Il est si vrai que les élections municipales sont des élections purement locales qu'elles donnent souvent lieu à la constitution de listes où l'on retrouve pratiquement tous les partis. Nous voyons même parfois, à notre étonnement, certains de nos partisans s'allier avec des partisans de l'indépendance ! Ils sont simplement prêts à travailler ensemble pour le bien de leur commune.
Quoi qu'il en soit, pour les élections municipales, la question des moyens ne se pose donc pas.
Il n'en va pas de même, c'est vrai, pour les élections à l'assemblée : là, il faut se déplacer pour mener campagne. Mais ce n'est vrai que pour ces élections-là.
Pourquoi, en Polynésie, les citoyens n'éliraient-ils pas leurs conseillers municipaux en même temps que les autres citoyens de la République ? Sommes-nous donc des citoyens de seconde zone ?
Plusieurs sénateurs du RPR. Pas du tout !

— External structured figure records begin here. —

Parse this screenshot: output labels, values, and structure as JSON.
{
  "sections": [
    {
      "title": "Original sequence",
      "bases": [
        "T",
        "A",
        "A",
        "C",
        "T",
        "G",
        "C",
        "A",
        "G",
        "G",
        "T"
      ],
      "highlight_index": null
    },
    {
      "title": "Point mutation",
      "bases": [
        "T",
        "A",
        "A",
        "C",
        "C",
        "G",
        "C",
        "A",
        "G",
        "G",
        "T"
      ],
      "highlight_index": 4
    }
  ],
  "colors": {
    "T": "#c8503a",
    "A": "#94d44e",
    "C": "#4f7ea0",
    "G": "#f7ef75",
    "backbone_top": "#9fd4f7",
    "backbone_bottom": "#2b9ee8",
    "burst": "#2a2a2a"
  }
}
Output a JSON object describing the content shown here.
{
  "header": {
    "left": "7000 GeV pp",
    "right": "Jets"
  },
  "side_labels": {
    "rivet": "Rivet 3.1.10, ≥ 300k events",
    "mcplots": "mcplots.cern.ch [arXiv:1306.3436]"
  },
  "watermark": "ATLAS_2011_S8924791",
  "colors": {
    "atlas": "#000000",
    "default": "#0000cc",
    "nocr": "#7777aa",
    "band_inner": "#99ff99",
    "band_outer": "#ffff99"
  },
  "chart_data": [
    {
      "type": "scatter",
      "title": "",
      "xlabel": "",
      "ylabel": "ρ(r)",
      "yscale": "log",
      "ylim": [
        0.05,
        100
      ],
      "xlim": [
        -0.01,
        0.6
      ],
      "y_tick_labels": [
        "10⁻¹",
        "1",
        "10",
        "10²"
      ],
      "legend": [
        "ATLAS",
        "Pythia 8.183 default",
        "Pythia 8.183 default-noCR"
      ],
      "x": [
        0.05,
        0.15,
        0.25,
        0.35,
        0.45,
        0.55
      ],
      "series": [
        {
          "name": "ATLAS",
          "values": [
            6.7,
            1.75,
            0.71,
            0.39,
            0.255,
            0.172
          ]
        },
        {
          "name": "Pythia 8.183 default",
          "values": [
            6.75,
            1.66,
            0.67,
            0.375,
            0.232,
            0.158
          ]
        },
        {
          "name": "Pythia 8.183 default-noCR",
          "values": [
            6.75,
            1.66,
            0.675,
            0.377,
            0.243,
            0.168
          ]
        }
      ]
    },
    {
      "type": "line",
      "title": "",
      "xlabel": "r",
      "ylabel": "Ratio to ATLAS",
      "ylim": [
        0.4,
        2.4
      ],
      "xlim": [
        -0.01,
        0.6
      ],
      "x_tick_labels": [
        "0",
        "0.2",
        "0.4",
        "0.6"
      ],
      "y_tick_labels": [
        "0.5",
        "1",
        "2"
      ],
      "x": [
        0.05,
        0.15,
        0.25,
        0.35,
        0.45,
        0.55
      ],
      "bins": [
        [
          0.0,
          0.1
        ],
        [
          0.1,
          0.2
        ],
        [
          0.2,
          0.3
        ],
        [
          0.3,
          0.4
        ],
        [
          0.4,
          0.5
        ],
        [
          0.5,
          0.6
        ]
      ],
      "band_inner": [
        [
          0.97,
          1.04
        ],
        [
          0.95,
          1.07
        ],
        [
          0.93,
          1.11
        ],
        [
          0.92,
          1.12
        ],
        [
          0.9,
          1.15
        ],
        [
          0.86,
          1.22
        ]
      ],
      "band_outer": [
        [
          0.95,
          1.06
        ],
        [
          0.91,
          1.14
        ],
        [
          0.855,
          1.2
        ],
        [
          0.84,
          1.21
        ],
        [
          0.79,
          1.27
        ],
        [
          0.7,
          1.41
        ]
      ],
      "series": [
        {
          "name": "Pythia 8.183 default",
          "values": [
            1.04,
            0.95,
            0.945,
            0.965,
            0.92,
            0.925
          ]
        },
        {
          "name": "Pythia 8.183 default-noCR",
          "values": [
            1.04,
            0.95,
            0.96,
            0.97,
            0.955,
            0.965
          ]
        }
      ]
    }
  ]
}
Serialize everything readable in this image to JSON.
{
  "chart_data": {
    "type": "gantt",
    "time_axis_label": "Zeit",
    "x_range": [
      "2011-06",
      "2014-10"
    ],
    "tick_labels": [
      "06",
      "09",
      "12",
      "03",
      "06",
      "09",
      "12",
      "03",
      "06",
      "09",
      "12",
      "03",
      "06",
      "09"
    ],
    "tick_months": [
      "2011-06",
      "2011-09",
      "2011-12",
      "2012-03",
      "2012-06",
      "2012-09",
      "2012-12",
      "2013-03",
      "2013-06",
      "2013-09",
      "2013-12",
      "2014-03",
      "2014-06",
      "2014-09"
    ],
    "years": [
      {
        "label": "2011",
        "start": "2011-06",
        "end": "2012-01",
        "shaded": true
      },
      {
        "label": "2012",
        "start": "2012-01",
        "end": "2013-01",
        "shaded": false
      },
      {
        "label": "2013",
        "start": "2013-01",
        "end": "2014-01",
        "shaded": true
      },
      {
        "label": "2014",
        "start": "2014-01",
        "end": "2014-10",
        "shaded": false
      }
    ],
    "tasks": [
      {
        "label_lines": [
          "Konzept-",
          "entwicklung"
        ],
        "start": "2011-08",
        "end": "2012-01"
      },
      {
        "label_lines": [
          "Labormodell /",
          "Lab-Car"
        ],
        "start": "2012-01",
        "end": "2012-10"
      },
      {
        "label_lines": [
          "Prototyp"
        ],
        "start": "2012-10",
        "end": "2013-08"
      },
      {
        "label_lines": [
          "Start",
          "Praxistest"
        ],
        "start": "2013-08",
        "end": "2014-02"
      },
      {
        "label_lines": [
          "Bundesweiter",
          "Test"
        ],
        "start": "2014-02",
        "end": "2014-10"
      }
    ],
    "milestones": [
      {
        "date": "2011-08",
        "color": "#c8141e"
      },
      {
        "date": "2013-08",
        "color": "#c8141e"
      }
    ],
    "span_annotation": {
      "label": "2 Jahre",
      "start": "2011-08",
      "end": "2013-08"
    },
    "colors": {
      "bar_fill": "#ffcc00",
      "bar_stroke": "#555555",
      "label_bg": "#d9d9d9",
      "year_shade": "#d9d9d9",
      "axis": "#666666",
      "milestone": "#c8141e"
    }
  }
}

M. Gaston Flosse. Bien sûr, en 1995, les élections avaient été différées, mais c'était uniquement parce que l'on attendait le vote de la loi statutaire : c'était tout à fait logique. Mais, aujourd'hui, quel est le motif exceptionnel qui justifierait le recul de la date ?
En fait, vous le savez bien, monsieur le secrétaire d'Etat, et mon collègue Guy Allouche le sait également, le motif est purement politique. Lorsque vous dites, monsieur le secrétaire d'Etat : « On m'a beaucoup parlé », ce sont les hommes de l'opposition qui vous ont parlé : M. Vernaudon, M. Oscar Temaru. Un point, c'est tout ! Les autres, la grande majorité des élus, n'ont pas demandé que les deux scrutins aient lieu simultanément.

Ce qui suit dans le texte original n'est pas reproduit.